Okazuje się, że czarna skóra Entropii jest wrażliwsza, niż się wydawało i laser spowodował lekkie oparzenie na barku. Panie zmieniły parametry, jest dlużej, ale słabszym promieniem.
Skuteczność? trudno powiedzieć, na pewno podo jest dużo mniejsze i mniej bolesne, wydaje mi się też, że Starsza pani lepiej sie porusza, ale - wiadomo, nie tak szybko :-)
Za tydzień - dwa będzie wiadomo na pewno. :fingerscrossed:

Re: Przyjaciele Lorda Pontusa

: 09 kwie 2022, 12:16
autor: sosnowa
Trzymam

Re: Przyjaciele Lorda Pontusa

: 10 kwie 2022, 17:57
autor: zwierzur
Bitwa na bobki i kłaki była, jak widzę... :102: Zdrówka, Entropciu! :buzki:

Re: Przyjaciele Lorda Pontusa

: 26 kwie 2022, 19:51
autor: porcella
No i jest marnie. Entropia trzyma się jako tako, choć rewelacji nie ma i w tym wieku raczej nie można sie spodziewać, nagłego ozdrowienia.
Natomiast Jogi, niestety, jest chory dużo bardziej, niż myśleliśmy. Woda w klatce piersiowej niestety nie jest wynikiem problemów sercowych, ale procesu nowotworowego w płucach. Ostatnie echo nie pozostawiło wątpliwości. Takie rozsiane paskudztwo. Antybiotyk, steryd, nasercowe, ale w każdej chwili może się okazać, że się nam świnka zaczyna dusić...
Apetyt ma, z Entropią też się od czasu do czasu pokłóci - oby jak najdłużej w dobrej formie. :pray: bo wiele tu nie poradzimy.

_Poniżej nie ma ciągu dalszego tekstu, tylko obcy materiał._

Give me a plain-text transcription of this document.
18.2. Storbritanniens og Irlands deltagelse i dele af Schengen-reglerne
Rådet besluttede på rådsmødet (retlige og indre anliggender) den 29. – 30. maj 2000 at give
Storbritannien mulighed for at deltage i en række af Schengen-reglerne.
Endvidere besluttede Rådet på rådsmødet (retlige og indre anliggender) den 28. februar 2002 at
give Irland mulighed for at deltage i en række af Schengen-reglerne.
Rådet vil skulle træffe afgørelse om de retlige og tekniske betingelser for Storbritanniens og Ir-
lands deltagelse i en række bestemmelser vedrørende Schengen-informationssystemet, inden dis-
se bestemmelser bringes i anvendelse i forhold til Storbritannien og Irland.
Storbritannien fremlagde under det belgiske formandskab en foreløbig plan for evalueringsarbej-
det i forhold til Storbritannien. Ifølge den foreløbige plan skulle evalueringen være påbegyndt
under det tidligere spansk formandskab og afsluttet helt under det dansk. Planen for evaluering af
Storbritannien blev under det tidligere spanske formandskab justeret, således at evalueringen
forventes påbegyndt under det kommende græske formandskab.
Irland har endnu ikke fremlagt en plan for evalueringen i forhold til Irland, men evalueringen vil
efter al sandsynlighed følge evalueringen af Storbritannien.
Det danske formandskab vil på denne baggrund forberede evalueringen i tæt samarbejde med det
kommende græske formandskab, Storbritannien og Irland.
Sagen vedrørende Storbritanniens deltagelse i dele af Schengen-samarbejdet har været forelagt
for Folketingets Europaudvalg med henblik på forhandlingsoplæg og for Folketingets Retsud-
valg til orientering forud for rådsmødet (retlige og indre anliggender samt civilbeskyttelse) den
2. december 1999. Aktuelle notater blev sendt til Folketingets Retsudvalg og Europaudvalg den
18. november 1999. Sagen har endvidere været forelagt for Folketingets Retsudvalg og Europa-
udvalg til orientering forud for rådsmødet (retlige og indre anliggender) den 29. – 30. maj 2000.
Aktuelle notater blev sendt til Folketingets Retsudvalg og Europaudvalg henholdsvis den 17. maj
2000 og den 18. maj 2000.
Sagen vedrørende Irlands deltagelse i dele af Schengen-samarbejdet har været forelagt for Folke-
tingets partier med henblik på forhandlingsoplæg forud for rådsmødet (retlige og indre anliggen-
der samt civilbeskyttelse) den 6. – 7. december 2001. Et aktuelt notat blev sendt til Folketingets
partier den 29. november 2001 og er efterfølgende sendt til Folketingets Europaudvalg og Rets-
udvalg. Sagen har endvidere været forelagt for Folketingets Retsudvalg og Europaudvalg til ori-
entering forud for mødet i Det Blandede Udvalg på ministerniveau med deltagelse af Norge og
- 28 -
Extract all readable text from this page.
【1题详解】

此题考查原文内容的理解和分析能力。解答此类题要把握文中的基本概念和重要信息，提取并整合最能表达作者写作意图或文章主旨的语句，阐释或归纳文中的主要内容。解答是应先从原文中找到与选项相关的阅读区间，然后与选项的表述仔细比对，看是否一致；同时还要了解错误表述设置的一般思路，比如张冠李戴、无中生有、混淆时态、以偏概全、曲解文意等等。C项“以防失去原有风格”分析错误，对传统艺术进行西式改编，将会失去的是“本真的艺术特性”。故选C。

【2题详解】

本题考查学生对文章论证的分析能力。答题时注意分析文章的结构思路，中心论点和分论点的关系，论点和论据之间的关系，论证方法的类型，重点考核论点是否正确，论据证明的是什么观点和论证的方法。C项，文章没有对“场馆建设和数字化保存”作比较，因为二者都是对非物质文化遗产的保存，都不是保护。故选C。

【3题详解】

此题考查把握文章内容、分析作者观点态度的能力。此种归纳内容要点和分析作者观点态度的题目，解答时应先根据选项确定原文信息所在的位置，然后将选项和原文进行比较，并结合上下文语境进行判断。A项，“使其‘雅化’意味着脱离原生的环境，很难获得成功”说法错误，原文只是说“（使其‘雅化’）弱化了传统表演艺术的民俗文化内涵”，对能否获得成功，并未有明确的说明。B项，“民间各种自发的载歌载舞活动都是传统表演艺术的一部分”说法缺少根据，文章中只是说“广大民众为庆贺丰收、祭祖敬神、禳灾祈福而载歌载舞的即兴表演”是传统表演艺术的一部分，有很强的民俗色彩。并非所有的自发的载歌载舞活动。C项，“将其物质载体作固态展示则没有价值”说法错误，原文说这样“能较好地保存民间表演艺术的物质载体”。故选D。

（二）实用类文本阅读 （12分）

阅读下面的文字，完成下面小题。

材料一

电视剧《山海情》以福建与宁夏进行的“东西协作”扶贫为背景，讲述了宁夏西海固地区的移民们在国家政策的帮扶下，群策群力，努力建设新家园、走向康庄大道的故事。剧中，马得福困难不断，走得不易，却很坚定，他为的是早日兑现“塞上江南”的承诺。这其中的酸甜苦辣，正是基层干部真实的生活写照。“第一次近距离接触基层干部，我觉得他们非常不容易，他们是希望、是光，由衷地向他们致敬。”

Re: Przyjaciele Lorda Pontusa

: 27 kwie 2022, 22:36
autor: silje
Ech.. Biedaczki. Smutno, ale tak jak piszesz, czasami niewiele można zrobić.
Trzymam nieustannie :fingerscrossed: :fingerscrossed:

Re: Przyjaciele Lorda Pontusa

: 28 kwie 2022, 16:52
autor: sosnowa
Z całych sił. Oby jak najdłużej.
Trzymajcie się :fingerscrossed: :fingerscrossed: :fingerscrossed:

Re: Przyjaciele Lorda Pontusa

: 03 maja 2022, 7:07
autor: zwierzur
:buzki: Buziaki dla babci Entropii i kciuki dla Jogiego. :fingerscrossed: :fingerscrossed: :fingerscrossed:

Re: Przyjaciele Lorda Pontusa

: 03 maja 2022, 10:30
autor: porcella
Pomaleńku, ciapu, ciap...
Zmieniłam system higieniczny i na miękkie podusie kładę podkłady, bo państwo strasznie sika, ze szczególnym uwzględnieniem Jogiego. W dodatku po antybiotykach nie jest to pachnące fiołkami. Ale co zrobić... Siano daję dla przyjemności, warzywa rąbią jak maszyny...

Re: Przyjaciele Lorda Pontusa

: 03 maja 2022, 12:03
autor: sosnowa
Jak tak sikajo, to podkłady pewnie w ciągłej wymianie, bo by brodzili w zimnym po kolana, bidaki. Niech im się dobrze leje. :buzki:

Re: Przyjaciele Lorda Pontusa

: 03 maja 2022, 20:12
autor: porcella
Dwa do trzech razy dziennie po pół podkładu z jednej i pół z drugiej strony. Ale polarowe legowisko, wsiąkliwe, swoją drogą jest. Ona zawsze była sikająca, a on na furosemidzie...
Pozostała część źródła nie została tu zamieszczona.